The short answer is no.
I typically write up a brief on who the characters in my books are, including any distinguishing features, and any details about setting or theme that might appear in the book. Then, weeks or sometimes months later, I open my email one day to find a beautifully designed cover waiting for my feedback.
This might seem like a very hands-off approach to a very important part of my book, especially when you consider how closely involved authors are with every other aspect of the production of a book. However, designers have a skillset that I don’t have. Where I work best with language, they are visual artists.
I’ve been fortunate to have some beautiful covers in my time writing historical fiction, but there is something unique about the cover for my latest book The Last Dance of the Debutante, a novel about last debutantes presented at court to Queen Elizabeth II in 1958 and their triumphs and challenges. The woman in lilac and lavender draped over a lime-green sofa, gazing off at something we can’t quite see is the perfect embodiment of the glamor and ennui of a debutante’s Season that I tried to capture in this book. She is beautiful but also a little removed—perhaps even uncertain of what the future might hold for her.

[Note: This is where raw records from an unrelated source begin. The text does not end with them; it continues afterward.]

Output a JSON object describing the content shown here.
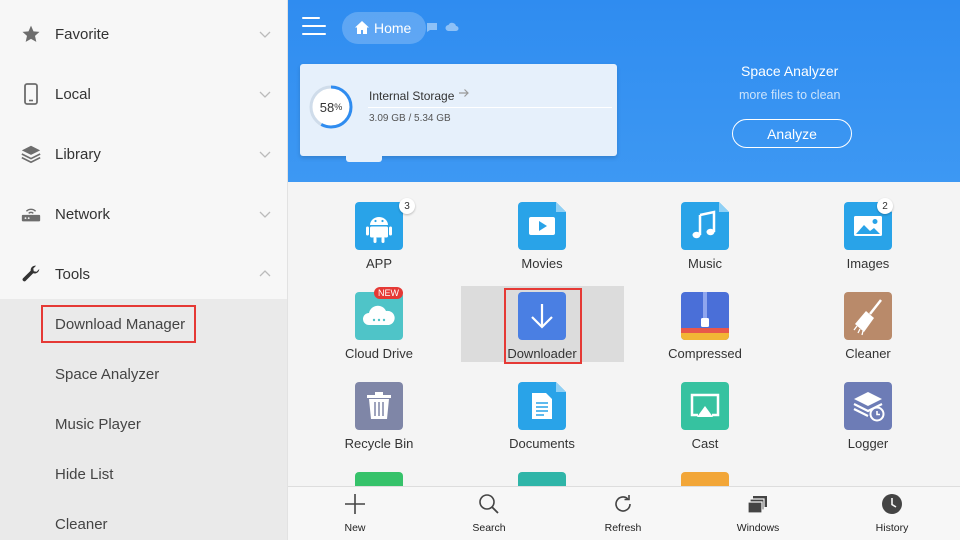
{
  "sidebar": {
    "items": [
      {
        "label": "Favorite",
        "icon": "star-icon"
      },
      {
        "label": "Local",
        "icon": "phone-icon"
      },
      {
        "label": "Library",
        "icon": "layers-icon"
      },
      {
        "label": "Network",
        "icon": "router-icon"
      },
      {
        "label": "Tools",
        "icon": "wrench-icon"
      }
    ],
    "tools_sub": [
      "Download Manager",
      "Space Analyzer",
      "Music Player",
      "Hide List",
      "Cleaner"
    ]
  },
  "header": {
    "home_label": "Home"
  },
  "storage": {
    "percent_text": "58",
    "percent_sign": "%",
    "percent_value": 58,
    "title": "Internal Storage",
    "size": "3.09 GB / 5.34 GB"
  },
  "space_analyzer": {
    "title": "Space Analyzer",
    "subtitle": "more files to clean",
    "button": "Analyze"
  },
  "grid": {
    "items": [
      {
        "label": "APP",
        "badge": "3"
      },
      {
        "label": "Movies"
      },
      {
        "label": "Music"
      },
      {
        "label": "Images",
        "badge": "2"
      },
      {
        "label": "Cloud Drive",
        "tag": "NEW"
      },
      {
        "label": "Downloader"
      },
      {
        "label": "Compressed"
      },
      {
        "label": "Cleaner"
      },
      {
        "label": "Recycle Bin"
      },
      {
        "label": "Documents"
      },
      {
        "label": "Cast"
      },
      {
        "label": "Logger"
      }
    ]
  },
  "bottom_bar": {
    "items": [
      "New",
      "Search",
      "Refresh",
      "Windows",
      "History"
    ]
  },
  "colors": {
    "header_blue": "#2f8cf0",
    "highlight_red": "#e53935",
    "icon_blue": "#2a9ee8"
  }
}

I always wonder about my covers, but it wasn’t until the Instagrammer @novels_with_narci posted a side-by-side image of The Last Dance of the Debutante and Pains, Parties, Work: Sylvia Plath in New York, Summer 1953 by Elizabeth Winder that I learned where the beautiful woman on my cover came from and the connection is has to one of the defining fashion models of the 1940s, ‘50s, and ‘60s.

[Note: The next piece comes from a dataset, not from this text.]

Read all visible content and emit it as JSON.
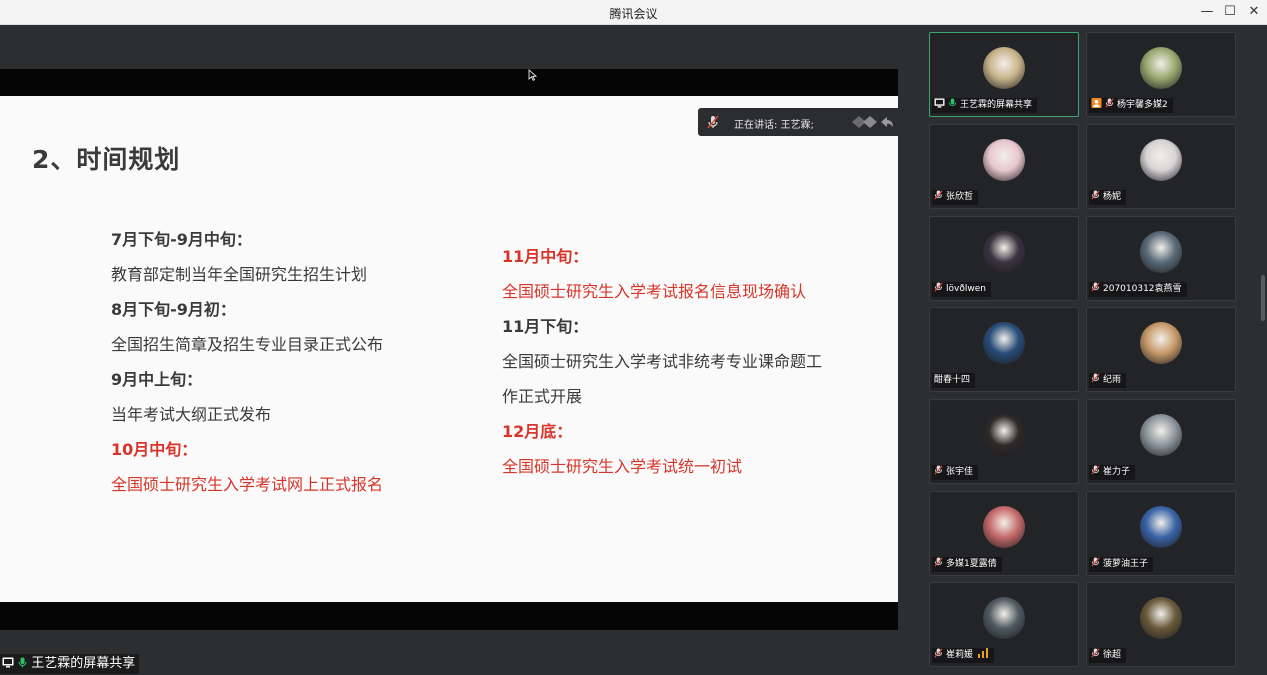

The Woman Behind the Cover
Jean Pachett was one of the first great American models. Born in 1926 in Maryland, she was first signed to the Ford Model Agency in 1948 and quickly rose to prominence. She featured on more than 40 magazine covers including the iconic January and April 1950 Vogue covers, earning her the nickname the “Queen of Fashion Inc.”
An arrestingly beautiful woman with delicate features, Jean became a darling of brands and fashion magazines alike. Her face graced advertisements for major cosmetic brands such as Max Factor and Revlon, and she modeled for such fashion icons as Chanel, Dior, and Charles James.
The Photo Before the Cover
Once I learned the name of the model for the cover of The Last Dance of the Debutante, I wanted to know more. I began to dig online and found that the image used on my book cover did not stand alone. Instead, it is part of a series of photographs shot by the British photographer Norman Parkinson.
Norman Parkinson, who would later go on to become the official photographer for the British royal family, was commissioned to shoot a series of fashion studies of Jean Pachett in Paris for that famous April 1950 edition of Vogue. In this series, she wears the diaphanous evening dress with a satin bow and bodice by French designer Jean Dessès for his spring collection.
In some of the photographs, such as the one that became my cover, Jean Pachett looks wistfully away off camera. In another other, her head is cradled the arm that rests on the back of the sofa. There is a small but playful smile on her lips. She looks as though she has a secret all her own and it amuses her to keep it.
The fashion studies are, themselves, a story all their own. As an author, I always hope that my book covers will evoke a visceral reaction from a reader, tempting them with the promise of what might be inside those pages.
The Last Dance of the Debutante is a book all about finding your place in the world and ultimately deciding what path will give you purpose and lead you to happiness. I love that, through its cover, the book is the link to a woman who, for decades, was at the top of her game.